\vspace*{-5pt}
\section{Lower Bound}
\label{sec:lb}
\label{SEC:LB}
\vspace{-5pt}

In this section, we show how the achievable $\ell_2$-error rate of the fBTL-LS algorithm (Theorem \ref{thm:fbtlls}), compares to the minimax $\ell_2$-error rate possible, over the class of feature Bradley-Terry-Luce ({f-BTL}) model.
Theorem \ref{thm:lb} proves an information-theoretic lower bound for the $\ell_2$-error rate achievable by any learning algorithm for estimating the score parameters of the {f-BTL} model.
%Our derived lower bound guarantee is given below:

\begin{restatable}[\textbf{Lower Bound for estimating the parameters of f-BTL model}]{thm}{lb}
\label{thm:lb}
\label{THM:LB}
Let us consider the following set of score vectors $\Theta_{\bB}(a,b)$ of a f-BTL model defined with respect to the coefficient matrix $\bB$ and range parameters $~a,b>0$ such that:
%\vspace*{-5pt}
$%\begin{align*}
%\vspace*{-10pt}
{\bB}(a,b) = \{\theta \in \bR^n \mid \theta  \text{ satifies } \eqref{eqn:scores}, ~ |\theta_i| \le a 
 ~\forall i \in [\alpha], ~ |\theta_i| \ge b ~\forall i \in [n] \}.
%\vspace*{-10pt}
$%\end{align*}
%\vspace*{-15pt}

Now suppose the learner (an algorithm to estimate scores of a f-BTL model) 
is given access to noisy pairwise preferences 
%of a set $M \subseteq [\binom{n}{2}]$ item-pairs 
sampled according to a $\mathcal G(n,p)$ Erd\H{o}s-R\'enyi random graph with $p=\frac{\zeta}{n}$ for some $\zeta > 0$, such that $K$ independent noisy pairwise preferences are available for each sampled pair, generated according to some unknown f-BTL model in $\Theta_{\bB}(a,b)$. Then if $\bhtheta \in \bR^n$ be the learner's estimated f-BTL score vector based on the sampled pairwise preferences, upon which environment chooses a worst case true score vector $\btheta \in \Theta_{\bB}(a,b)$, then for any such learning algorithm one can show that
\[
\vspace{-2pt}
\sup_{\btheta \in \Theta_{\bB}(a,b)}\frac{\bE[\| \bhtheta - \btheta \|]}{\|\btheta\|} \ge \frac{\sqrt{\lambda_{\min}(\bB^{T}\bB)}}{16b\lambda_{\max}(\bB^{T}\bB)\sqrt{448 \zeta K e^{2(b+1)}}},
\vspace{-2pt}
\]
the expectation is over the randomness of the algorithm.% and the choice of the environment for selecting $\btheta \in \Theta_{\bB}(a,b)$.
\end{restatable}

Our proof technique uses a constructive argument to generate the score vectors $\btheta$ from a uniform distribution that respects the f-BTL model in the dynamic range $|\theta_i| \in [a,b], ~\forall i \in [n]$, and solves the stochastic inference problem into a multi-way hypothesis testing problem. The full proof is given in Appendix \ref{app:lb}.

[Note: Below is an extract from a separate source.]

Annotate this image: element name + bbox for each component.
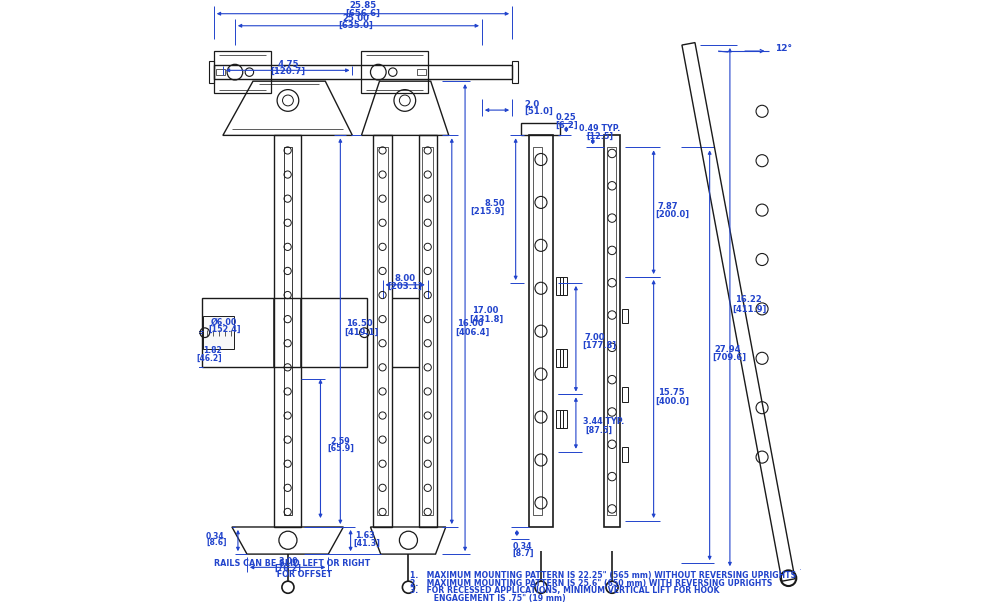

\begin{proof}\textbf{(sketch)}
We solve the above problem reducing it to a multi-class hypothesis testing problem as follows: Consider we are given a set of $N$ score vectors $\{\btheta^1, \btheta^2, \ldots \btheta^{N}\} \subset \Theta_B(a,b)$ s.t. $\|\btheta^{k_1} - \btheta^{k_2}\| \ge \delta$, for any two score vectors $\btheta^{k_1},\btheta^{k_2}$ such that $k_1,k_2 \in [N]$. Then given the set of pairwise preferences generated by an unknown sore vector $\btheta = \btheta^{L}$ ($L$ being a random index selected uniformly $[N]$), the hypothesis testing task is to identify the index of the score vector $L$.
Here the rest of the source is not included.